My head is a nice place to live sometimes. I fall in love and get married over and over again, each time just as beautiful as the last. But there are also scary things in there, like basilisks that want to turn you to stone and scary shape-shifting half-humans that want to destroy the world. Balancing all of these disparate elements helps to inspire my work. It also keeps me motivated to continue world-building and writing because there are so many new stories that crop up.
I suppose this could be a humorous post, but I intend it more to be a post of advice to any other novice writers. I’m learning all the ins and outs of writing fantasy largely on my own. I do not belong to writers’ groups, mainly because I have no idea how to go about finding such anomalies. I used to be in a writers’ group, but that was years and years ago when I slaved* away as an intern for a manager at bookstore chain that shall remain nameless.
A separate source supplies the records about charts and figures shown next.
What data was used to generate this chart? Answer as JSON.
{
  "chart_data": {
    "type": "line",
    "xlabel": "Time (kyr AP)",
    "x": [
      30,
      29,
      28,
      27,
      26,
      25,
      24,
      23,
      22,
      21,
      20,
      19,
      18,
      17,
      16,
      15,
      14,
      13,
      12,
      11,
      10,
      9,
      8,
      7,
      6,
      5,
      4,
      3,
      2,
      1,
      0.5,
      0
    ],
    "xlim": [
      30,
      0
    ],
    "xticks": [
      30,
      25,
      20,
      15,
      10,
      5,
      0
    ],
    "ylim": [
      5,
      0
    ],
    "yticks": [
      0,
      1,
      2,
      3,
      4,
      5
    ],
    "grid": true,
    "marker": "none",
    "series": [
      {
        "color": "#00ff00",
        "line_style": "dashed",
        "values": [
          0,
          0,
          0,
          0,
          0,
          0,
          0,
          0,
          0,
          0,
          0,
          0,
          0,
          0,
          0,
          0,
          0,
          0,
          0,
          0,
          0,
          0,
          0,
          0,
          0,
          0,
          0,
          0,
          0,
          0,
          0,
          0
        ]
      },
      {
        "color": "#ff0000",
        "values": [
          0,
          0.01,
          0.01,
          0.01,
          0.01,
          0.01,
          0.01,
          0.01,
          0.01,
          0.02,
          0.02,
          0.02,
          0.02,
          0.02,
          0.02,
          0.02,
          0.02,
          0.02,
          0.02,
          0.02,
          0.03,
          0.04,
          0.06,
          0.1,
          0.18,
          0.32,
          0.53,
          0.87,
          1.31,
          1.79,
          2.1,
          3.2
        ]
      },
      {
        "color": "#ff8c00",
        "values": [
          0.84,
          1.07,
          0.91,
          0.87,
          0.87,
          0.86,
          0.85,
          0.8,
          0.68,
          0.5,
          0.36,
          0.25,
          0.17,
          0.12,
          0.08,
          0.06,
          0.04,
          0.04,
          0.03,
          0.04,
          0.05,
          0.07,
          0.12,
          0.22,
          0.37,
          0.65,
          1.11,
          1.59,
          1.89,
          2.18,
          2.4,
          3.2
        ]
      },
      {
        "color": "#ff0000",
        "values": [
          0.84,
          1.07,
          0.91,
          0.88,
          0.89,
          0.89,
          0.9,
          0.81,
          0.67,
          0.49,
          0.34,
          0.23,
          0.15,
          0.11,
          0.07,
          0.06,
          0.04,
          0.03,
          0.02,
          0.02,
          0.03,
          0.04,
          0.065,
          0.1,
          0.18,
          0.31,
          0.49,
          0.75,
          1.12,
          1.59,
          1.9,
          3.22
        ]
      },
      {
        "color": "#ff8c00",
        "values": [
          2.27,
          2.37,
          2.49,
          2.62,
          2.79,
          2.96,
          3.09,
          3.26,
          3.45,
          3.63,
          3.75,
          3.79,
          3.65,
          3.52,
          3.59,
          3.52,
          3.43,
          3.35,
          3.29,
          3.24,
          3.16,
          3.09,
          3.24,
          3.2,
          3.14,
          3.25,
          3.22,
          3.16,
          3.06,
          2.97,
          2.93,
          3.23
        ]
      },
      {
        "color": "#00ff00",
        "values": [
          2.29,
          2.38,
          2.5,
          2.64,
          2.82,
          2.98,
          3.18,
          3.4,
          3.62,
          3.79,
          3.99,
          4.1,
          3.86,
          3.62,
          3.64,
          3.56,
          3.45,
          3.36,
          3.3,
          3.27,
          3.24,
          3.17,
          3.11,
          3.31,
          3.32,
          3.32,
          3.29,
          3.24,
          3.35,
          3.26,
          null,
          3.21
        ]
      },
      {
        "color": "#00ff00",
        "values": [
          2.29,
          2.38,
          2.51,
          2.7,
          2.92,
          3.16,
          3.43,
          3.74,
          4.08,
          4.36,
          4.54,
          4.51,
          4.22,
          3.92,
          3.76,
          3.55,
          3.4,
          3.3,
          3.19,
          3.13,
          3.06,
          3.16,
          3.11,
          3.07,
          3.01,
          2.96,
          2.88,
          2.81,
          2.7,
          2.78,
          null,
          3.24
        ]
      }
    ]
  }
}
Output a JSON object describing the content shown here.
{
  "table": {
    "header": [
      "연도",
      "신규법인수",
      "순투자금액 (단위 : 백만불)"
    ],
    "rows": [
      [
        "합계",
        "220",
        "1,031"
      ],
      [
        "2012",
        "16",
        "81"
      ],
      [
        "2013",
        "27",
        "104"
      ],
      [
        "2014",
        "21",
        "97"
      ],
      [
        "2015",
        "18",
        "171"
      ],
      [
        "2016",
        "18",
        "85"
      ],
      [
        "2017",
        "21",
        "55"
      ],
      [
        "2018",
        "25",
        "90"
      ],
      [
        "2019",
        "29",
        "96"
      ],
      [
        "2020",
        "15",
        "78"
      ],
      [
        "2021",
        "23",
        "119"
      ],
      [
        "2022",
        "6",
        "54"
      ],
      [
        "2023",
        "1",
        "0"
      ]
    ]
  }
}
It helped some, but I was even more naive then than I am now, if that were possible.
What I have learned as I’ve gone through these past few years world-building and writing, is that you really do need to have pages and pages of backstory for every location, every person, and every major event so that you know where the story you are telling right at this moment falls and how it is influenced by the past, how it will influence and change the future, and how it should be told.
You also need all this backstory so that when the time comes to write some sort of exposition passage or chapter, or a prologue should the need arise, you don’t have to make something up and hope to heck and gone that you can make it mesh with what you have already told your readers.
Okay, that’s enough of me rambling for today. I hope it helps someone out there. (And yes, I am vain enough to presume that someone has read my blog at some point. I do occasionally check the number of profile views on my profile. But only when I need to edit something in there and I happen to be on the page.)
*So I really didn’t slave away as an intern. In fact, I loved my internship. And it got me my first part-time job, enabling me to beat the system.